- Born: 8 June 1910 Durham, England
- Died: 14 June 2010 (aged 100)
- Occupation: Politician
- Political party: Labour Party
- Criminal charge: Corruption
- Criminal penalty: 3 years imprisonment

= Andrew Cunningham (politician) =

Andrew Cunningham (8 June 1910 - 14 June 2010) was a political figure and union leader in North East England. Born in Durham, he was jailed for his role in the Poulson scandal of 1974. He lived most of his life in Chester-le-Street.

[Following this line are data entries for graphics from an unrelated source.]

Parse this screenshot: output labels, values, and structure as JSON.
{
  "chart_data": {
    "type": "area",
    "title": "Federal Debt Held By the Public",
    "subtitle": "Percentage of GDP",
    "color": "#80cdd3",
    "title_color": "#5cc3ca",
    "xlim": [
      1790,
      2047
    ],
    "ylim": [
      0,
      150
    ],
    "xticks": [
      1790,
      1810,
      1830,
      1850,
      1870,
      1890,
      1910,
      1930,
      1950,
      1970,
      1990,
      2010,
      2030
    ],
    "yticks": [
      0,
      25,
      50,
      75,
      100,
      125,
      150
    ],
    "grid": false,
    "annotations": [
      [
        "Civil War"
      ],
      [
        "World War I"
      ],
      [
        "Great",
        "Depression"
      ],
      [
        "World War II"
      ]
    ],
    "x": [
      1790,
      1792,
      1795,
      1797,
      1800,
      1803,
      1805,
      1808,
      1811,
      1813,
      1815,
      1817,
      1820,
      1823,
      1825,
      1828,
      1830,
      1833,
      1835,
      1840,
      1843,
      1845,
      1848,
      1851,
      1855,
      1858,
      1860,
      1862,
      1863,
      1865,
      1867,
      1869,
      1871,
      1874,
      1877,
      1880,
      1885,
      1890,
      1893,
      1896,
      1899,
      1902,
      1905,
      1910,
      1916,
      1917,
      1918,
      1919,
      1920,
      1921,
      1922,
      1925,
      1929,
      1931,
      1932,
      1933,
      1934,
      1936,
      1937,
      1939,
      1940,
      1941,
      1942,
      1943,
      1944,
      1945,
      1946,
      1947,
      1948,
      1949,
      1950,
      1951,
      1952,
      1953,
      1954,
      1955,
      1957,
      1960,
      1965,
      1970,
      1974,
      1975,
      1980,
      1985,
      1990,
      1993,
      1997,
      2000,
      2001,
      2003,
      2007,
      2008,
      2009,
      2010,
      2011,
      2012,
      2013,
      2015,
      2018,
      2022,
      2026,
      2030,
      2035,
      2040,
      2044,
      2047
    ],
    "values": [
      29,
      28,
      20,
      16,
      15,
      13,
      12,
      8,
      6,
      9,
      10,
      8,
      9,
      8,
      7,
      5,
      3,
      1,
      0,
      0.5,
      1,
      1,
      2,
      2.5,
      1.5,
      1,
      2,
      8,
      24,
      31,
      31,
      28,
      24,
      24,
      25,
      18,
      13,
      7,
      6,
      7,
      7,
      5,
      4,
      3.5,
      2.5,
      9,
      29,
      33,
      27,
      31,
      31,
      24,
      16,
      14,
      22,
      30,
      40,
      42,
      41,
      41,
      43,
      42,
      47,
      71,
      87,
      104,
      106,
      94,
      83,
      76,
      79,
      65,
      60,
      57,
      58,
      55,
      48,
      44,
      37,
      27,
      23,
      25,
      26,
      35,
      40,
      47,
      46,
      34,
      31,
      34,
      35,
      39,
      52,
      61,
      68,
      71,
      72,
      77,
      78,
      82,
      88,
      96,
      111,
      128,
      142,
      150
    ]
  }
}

At the height of his career in 1971 he held the following positions:

- Member of the National Executive Committee (NEC) of the Labour Party
- Chairman of the Chester-le-Street and the Northern Region Executive of the Labour Party
- Head of the Northern District of the National Union of General and Municipal Workers (NUGMW) (the biggest union in the north-east, succeeding John Yarwood MBE)
- Alderman of Durham County Council
- Member of the Chester-le-Street town council
- Chairman of Durham Police Authority
- Chairman of Newcastle Airport Consultative Committee
- Member of the Northumbrian River Authority
- Member of the Peterlee New Town Development Corporation
- Member of the Tyneside Passenger Transport Authority

His role with the GMWU in particular gave him considerable influence, via the Trade Union block vote, in the selection of Labour Party parliamentary candidates. The Poulson scandal also destroyed the careers of T. Dan Smith and the Conservative Home Secretary, Reginald Maudling. Cunningham was sentenced to five years imprisonment, reduced to three on appeal. He was paroled from Ford Open Prison in June 1976.

He was the father of Labour politician Jack Cunningham and two other children.